Many, many years ago my husband and I watched Jean de Florettte and Manon of the Springs, two wonderful movies based on Maurice Pagnol's novels. We also saw My Father's Glory and My Mother's Castle--I know that we watched them in a great movie house in Augusta, Kansas, which was festooned with neon. Last month, we watched The Well-Digger's Daughter, a remake of a Pagnol movie, produced, directed, and starring Daniel Auteuil, who played the role of Ugolin Soubeyran, the carnation grower in the Jean/Manon movies.
Set in Provence just before and during World War I, this is a story about a beautiful young girl who foolishly falls for a young man. She finds herself pregnant and abandoned (she thinks) by him, and his parents will not acknowledge their son's responsibility. Pascal Amoretti, the well digger, considers his perfect, good daughter Patricia's sin a great shame to the family--especially since Jacques Mazel's family will not accept his daughter as their son's wife--and sends her away to his sister's to carry the baby to term without anyone knowing what's happened.
When one of his neighbors and another of his daughters visits the baby and he finds out it's a boy, Pascal, who has no son, goes to his sister and brings Patricia and "Amoretti" as he calls him home. The other family also values the little boy when they hear that Jacques is missing in action and believed dead--they want to have contact with their grandson--and confess their role in Patricia's shame.
I won't go into more detail about how the family honor is restored.

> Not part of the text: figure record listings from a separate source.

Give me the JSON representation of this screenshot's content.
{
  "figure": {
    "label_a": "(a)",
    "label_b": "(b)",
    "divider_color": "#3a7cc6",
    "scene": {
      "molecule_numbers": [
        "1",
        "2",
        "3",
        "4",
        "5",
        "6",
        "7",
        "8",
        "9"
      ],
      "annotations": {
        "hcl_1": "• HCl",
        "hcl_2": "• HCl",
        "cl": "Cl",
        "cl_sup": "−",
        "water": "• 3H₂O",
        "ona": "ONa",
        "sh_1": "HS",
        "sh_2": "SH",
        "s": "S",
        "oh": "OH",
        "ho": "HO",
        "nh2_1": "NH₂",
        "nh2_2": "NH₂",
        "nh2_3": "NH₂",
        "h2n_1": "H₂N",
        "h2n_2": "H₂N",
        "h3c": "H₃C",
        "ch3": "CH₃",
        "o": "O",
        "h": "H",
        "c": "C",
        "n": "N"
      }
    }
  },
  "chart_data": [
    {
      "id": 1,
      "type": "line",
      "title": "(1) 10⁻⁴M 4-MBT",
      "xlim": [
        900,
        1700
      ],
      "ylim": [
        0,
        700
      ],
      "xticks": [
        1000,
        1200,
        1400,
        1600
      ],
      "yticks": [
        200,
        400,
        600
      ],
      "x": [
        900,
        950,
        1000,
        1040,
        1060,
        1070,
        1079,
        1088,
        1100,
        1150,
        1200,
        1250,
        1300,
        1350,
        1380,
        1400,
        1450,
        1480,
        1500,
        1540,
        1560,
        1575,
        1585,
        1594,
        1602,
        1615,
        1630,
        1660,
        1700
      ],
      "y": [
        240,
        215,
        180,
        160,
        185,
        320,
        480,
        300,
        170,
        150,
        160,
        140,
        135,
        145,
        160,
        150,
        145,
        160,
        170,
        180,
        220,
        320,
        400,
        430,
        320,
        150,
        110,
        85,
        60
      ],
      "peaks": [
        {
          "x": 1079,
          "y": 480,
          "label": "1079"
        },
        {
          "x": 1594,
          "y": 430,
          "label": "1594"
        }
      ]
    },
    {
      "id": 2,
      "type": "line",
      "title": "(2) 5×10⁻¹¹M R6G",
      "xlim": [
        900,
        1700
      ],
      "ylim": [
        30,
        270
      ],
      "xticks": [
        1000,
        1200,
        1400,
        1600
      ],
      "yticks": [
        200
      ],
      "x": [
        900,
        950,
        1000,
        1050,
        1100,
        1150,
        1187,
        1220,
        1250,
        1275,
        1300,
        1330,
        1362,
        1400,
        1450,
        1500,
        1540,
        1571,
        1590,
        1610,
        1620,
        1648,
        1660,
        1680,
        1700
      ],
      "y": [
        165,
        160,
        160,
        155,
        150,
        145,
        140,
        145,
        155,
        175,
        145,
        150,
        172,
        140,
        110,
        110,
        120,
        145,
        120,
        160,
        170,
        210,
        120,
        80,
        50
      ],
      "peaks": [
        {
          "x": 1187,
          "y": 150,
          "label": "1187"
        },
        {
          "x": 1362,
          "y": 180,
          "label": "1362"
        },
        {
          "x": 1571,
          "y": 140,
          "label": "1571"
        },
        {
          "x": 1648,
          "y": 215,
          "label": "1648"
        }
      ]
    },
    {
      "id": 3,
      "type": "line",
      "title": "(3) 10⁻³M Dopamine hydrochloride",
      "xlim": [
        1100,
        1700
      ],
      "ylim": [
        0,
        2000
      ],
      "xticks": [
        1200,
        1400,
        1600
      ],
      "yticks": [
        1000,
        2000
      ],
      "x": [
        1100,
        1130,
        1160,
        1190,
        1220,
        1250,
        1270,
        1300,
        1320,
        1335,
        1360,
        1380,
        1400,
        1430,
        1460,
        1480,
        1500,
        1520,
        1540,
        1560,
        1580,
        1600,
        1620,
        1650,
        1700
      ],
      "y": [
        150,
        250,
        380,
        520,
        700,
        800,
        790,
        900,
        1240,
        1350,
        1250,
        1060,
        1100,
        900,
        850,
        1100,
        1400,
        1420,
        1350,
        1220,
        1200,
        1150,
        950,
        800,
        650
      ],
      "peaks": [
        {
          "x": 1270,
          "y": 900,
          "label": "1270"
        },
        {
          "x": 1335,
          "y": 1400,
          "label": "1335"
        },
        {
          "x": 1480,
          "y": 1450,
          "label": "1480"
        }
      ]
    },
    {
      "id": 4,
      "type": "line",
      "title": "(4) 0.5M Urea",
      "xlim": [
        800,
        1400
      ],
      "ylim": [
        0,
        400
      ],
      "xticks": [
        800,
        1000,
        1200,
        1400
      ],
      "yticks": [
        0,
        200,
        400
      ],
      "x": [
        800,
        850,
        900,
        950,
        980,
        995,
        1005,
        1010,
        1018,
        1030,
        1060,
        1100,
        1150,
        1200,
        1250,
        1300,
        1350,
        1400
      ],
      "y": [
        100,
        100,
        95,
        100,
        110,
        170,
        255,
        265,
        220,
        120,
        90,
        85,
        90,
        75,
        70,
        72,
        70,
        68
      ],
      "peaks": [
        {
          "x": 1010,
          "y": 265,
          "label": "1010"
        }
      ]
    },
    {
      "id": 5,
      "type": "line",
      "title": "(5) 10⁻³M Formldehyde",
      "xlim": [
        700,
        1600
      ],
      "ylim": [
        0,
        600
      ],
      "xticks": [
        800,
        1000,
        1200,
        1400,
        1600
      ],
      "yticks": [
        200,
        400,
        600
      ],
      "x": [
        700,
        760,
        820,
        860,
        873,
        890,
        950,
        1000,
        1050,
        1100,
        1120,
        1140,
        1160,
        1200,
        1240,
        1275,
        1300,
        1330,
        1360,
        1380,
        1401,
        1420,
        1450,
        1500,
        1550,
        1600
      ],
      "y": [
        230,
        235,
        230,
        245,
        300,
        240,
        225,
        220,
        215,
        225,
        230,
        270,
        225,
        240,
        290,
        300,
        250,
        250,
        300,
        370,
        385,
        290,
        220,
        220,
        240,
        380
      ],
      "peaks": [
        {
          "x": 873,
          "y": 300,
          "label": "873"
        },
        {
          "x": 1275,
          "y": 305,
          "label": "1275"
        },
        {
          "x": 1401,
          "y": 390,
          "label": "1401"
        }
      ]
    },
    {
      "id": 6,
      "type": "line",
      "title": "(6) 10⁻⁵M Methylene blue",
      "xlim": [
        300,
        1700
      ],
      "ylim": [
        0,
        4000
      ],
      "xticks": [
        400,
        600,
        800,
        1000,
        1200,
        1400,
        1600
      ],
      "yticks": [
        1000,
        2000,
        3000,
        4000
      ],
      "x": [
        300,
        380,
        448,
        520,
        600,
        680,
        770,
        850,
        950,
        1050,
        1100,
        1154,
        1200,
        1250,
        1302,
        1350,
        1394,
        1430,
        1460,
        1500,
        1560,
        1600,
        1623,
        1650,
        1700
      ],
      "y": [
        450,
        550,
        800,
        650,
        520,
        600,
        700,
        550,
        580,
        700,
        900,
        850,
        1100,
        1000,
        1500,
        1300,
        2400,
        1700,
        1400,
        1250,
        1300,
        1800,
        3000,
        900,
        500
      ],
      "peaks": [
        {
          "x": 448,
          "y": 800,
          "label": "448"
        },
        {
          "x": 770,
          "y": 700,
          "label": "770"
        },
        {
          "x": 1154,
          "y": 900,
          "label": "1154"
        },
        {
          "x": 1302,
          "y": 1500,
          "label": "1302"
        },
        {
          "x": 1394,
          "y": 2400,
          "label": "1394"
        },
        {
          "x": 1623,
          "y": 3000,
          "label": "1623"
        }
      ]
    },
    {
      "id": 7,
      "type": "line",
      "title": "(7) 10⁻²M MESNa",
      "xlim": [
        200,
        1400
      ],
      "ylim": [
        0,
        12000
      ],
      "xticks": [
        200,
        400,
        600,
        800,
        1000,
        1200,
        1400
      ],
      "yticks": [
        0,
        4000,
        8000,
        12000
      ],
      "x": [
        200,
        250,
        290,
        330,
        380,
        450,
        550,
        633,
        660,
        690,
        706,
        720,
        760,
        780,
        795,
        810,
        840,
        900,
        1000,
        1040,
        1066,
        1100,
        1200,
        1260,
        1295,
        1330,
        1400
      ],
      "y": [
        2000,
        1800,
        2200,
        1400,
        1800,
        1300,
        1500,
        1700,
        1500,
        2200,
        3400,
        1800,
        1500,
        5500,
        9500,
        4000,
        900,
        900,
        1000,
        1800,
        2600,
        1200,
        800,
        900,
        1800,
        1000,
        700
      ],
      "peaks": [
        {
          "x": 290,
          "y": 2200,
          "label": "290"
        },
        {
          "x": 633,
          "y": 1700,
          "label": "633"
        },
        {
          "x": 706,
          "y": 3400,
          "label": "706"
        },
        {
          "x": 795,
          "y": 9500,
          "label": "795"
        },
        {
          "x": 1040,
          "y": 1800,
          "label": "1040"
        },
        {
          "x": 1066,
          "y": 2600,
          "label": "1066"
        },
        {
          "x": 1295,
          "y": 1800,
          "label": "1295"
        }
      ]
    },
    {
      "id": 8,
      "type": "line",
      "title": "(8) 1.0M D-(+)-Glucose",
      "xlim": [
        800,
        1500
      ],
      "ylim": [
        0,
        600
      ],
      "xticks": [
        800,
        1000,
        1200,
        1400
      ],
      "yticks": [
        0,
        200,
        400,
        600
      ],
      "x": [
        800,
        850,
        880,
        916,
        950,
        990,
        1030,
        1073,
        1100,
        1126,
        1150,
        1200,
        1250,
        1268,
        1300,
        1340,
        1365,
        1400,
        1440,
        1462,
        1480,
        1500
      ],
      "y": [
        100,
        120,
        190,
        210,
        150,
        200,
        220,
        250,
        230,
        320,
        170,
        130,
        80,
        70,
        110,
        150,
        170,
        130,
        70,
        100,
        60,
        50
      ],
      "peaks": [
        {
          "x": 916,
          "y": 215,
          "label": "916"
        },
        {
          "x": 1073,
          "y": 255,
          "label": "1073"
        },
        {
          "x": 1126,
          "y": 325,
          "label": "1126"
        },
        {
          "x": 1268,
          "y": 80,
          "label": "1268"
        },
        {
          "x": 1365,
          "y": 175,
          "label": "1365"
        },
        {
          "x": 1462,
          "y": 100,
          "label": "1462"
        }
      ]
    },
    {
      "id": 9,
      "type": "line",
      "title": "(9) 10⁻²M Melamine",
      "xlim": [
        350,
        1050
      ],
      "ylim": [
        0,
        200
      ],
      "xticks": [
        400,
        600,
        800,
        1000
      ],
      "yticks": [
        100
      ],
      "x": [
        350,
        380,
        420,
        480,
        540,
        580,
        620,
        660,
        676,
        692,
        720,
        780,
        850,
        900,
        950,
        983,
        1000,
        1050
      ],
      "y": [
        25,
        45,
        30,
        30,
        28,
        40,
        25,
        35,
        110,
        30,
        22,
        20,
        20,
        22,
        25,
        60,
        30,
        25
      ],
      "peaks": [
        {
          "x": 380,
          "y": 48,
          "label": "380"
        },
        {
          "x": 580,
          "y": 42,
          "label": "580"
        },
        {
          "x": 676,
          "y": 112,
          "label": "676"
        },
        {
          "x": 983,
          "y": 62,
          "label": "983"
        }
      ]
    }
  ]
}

Pagnol's very human, almost unbaptized portrayals of Provencal life always seem to be based on ideals of family versus stranger, honor versus shame--when Pascal accuses Patricia of "sin" he is not really thinking of her fall in terms of religion: he does not tell her to go to Confession and repent of her sin. He thinks about the family's honor and the shame her pregnancy will bring upon the family. She did not sin against God; she sinned against him and his ideal of her. He sends her away with a kiss that he tells her is only for the benefit of her sisters, not out of any affection. When Jacques Mazel's father and mother reject the pregnant Patricia and add the accusations of entrapment and blackmail, they are again concerned about their own standing in the community.
The production values of the movie are beautiful--Auteuil made the movie with film, not digitally--and the score by Alexandre Desplat is evocative. These movies always inspire me to buy some good dry red wine, some crusty French bread, have some olives, and a delicious soup.